MuProp: Unbiased Backpropagation for Stochastic Neural Networks
Gu, Shixiang
and
Levine, Sergey
and
Sutskever, Ilya
and
Mnih, Andriy
arXiv e-Print archive - 2015 via Local Bibsonomy
Keywords:
dblp
This paper presents a method for training feed-forward neural networks with stochastic hidden units (e.g. sigmoid belief networks), to optimize the expectation (over the stochastic units) of some arbitrary loss function. While the proposed method is applicable to any type of stochastic units, it is most interesting for the case of discrete stochastic units, since the reparametrization trick of variational autoencoders cannot be applied to backprop through the sampling step.
In short, the method builds on the likelihood ratio method (of which REINFORCE is a special case) and proposes a baseline (also known as control variate) which, according to the authors, is such that an unbiased gradient is obtained.
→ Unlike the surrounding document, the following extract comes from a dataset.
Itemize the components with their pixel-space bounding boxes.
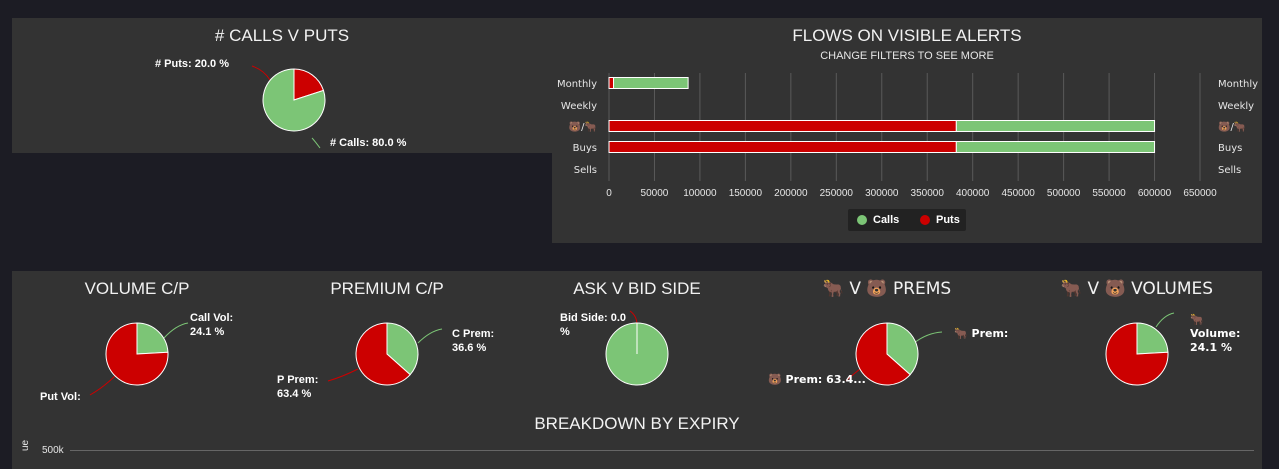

Specifically, the baseline corresponds to the first-order Taylor expansion of the loss function around some deterministic value of the hidden units (x̄) that doesn't depend on the stochastic hidden units (noted x in the paper).
For a likelihood ratio method to be unbiased, it is required that the expectation of the baseline (times the gradient of the model's log distribution) with respect to the model's distribution be tractable. For the proposed baseline, it can be shown that computing this expectation requires the gradient of the mean (μ) of each stochastic unit in the network with respect to each parameter. The key idea behind the proposed method is that 1) an estimate of this expectation can be obtained simply using mean-field and 2) since mean-field is estimated by a feedforward deterministic pass over the network, it is thus possible to compute the gradients of μ by backpropagation through the mean-field pass (hence the name of the method, MuProp).
Experiments show that this method converges much faster than previously proposed unbiased methods and often performs better. Experiments also show that the method obtains competitive performance compared to biased methods (such as the "straight through" method).